The imbroglio occurred in the opening weeks of a season for a team desperate to prove their World Series run in 2014 was not a fluke. The Royals smarted over the dismal projections for their play this season. So they puffed their chests and swaggered when they burst through the gates with a seven-game winning streak, clambering over the dugout railing to celebrate homers and snarling at the clubs in their wake.
That passion boiled over against Oakland and later against the White Sox. Chastened by suspensions, wary of expending too much emotion too early in the year, the club settled into less riotous behavior. The lowered volume has not altered their performance: Kansas City (41-28) still holds the American League’s best record and carried a 3-1/2 game division lead into Thursday’s games.
Meanwhile, Oakland resides in last place in the American League West. This series may be more interesting for Kansas City from a scouting perspective. They could pursue super-utility player Ben Zobrist or lefty Scott Kazmir, one of their April antagonists, at the trade deadline. The two clubs are not division rivals.

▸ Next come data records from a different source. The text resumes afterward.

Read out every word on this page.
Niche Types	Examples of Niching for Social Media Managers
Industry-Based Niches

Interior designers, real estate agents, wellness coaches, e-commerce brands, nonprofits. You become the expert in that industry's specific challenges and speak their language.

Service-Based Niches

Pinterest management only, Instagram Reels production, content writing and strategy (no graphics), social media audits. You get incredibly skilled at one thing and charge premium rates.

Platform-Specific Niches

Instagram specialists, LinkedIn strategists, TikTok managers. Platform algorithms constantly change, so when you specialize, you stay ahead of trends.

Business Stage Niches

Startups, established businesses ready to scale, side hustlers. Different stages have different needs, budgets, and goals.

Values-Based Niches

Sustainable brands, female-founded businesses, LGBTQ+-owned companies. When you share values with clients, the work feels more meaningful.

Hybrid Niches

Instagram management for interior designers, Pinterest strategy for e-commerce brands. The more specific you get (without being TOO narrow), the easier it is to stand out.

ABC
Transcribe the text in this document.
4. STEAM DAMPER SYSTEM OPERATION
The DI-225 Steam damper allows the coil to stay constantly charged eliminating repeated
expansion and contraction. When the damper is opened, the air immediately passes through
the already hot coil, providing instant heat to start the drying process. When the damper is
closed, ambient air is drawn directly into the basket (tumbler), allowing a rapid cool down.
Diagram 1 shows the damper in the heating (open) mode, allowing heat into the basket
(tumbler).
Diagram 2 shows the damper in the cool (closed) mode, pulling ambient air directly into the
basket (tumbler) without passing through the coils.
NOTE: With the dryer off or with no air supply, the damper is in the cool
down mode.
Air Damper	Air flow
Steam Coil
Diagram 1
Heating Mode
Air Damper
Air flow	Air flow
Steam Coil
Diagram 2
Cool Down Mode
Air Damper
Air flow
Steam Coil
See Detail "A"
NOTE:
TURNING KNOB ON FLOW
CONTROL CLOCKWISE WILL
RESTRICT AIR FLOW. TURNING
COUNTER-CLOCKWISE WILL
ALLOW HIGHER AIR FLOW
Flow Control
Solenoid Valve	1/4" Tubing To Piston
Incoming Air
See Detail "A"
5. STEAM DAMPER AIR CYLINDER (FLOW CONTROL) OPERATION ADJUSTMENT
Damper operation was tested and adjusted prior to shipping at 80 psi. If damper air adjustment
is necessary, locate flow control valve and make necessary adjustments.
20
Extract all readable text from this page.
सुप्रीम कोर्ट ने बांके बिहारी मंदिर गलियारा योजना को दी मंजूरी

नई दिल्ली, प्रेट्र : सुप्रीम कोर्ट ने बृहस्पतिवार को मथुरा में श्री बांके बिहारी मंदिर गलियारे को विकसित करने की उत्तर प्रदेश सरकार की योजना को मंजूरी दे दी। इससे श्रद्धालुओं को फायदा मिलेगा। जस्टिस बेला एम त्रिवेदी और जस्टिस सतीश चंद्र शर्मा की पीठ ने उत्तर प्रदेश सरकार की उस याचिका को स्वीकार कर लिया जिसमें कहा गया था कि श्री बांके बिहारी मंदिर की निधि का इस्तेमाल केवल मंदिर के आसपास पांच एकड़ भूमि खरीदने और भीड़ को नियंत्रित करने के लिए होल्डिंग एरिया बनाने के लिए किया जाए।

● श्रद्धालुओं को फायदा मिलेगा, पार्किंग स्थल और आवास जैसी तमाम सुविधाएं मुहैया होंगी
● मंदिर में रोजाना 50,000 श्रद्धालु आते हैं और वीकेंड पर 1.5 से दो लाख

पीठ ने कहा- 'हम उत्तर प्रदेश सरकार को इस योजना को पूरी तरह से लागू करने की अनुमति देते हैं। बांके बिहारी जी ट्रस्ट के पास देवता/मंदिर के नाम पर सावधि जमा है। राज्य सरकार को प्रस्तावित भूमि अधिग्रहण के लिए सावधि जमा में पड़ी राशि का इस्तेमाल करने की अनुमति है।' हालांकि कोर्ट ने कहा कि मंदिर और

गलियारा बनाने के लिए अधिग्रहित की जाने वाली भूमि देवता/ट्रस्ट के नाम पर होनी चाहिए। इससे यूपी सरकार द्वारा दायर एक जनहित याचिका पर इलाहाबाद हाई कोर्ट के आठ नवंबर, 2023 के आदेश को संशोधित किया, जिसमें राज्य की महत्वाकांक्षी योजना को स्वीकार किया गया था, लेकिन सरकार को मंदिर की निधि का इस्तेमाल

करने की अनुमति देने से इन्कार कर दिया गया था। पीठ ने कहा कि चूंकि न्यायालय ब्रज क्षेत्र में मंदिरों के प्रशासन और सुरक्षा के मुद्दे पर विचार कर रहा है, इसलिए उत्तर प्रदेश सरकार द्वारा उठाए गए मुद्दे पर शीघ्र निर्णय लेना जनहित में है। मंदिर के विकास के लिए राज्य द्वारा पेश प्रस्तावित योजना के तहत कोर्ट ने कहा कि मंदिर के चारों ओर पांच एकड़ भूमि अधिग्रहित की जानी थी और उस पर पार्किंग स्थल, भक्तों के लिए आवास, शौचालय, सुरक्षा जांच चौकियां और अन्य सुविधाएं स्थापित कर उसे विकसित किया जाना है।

“It’s over,” manager Ned Yost said. “In our mind, it’s over.”
The rhetoric was far livelier two months ago. On April 17, a Friday night at Kauffman Stadium, Oakland third baseman Brett Lawrie injured Escobar’s knee on a takeout slide at second base. Lawrie pointed his spikes toward Escobar, rather than the bag. If he aimed for the bag, he likely would have been safe.
The play infuriated the Royals. Lawrie said he texted Escobar to apologize and saw a nasty message in return. Escobar swore he never received a message. The incident appeared more farce than feud — until the next two games.
A day later, Yordano Ventura plunked Lawrie and received an ejection. Matters appeared settled, until Kazmir hit Lorenzo Cain on Sunday afternoon. Kelvin Herrera retaliated by throwing a 100-mph fastball behind Lawrie’s back later that day. Ejected from the proceedings, Herrera pointed to his head. His meaning was simple: “Think about it,” he said after the game.
Major League Baseball would fine Ventura and suspend Herrera for two games. The Royals cast Herrera’s message as more of a warning than a threat, which brought a discussion of semantics into the equation.
“I can see what he was saying,” Yost explained a day later. “We kind of talk about it all the time. ‘You better think about it. Because we’ve got guys that throw 100 mph. You want to mess around?’ That’s all he was doing.”
The Athletics did not appreciate this message. Oakland owner Lew Wolff called this explanation “despicable.”
From there, though, the two sides parted ways. The Royals brawled with the White Sox the next weekend and received a flurry of suspensions. Since then, the club has yet to engage in any on-field shenanigans. The Athletics have traveled a divergent path toward a summer of irrelevance.
Ventura will not play this weekend as he continues his rehabilitation on the disabled list from ulnar nerve irritation. Herrera indicated he carried no ill will with him to the Bay Area. But Kazmir starts for Oakland on Saturday. And Lawrie will be present.
Inside the clubhouse, some Royals view Lawrie as a nuisance, an occasionally reckless player who exposes both himself and opponents to injury with his aggression. But they do not appear to classify him as a villain, the way some on the team view White Sox starter Jeff Samardzija, who tussled with Cain during the 50-man row at U.S. Cellular Field later that April.
The Royals feel those early incidents fortified their identity. The team believed opposing clubs would attempt to rattle them. Their behavior, though criticized from afar, ended that method of attack.
“I think it proved to a lot of people that we have each other’s back,” Hosmer said. “That we’re not going to back down to anybody. Teams try to get to you in different ways.
“Obviously they know we’re an emotional team. We play with a lot of emotion, so I think certain teams try to come at us a different way. If anything, it helped us. It sparked us up. I think that’s probably the wrong approach to take with this team.”
Heading into the weekend, the Royals insisted there was no lasting animus with the Athletics. But if challenged, they will be ready to rise up together once more.
“Whatever happens, just continue to play hard,” Escobar said. “Let’s see what happens.”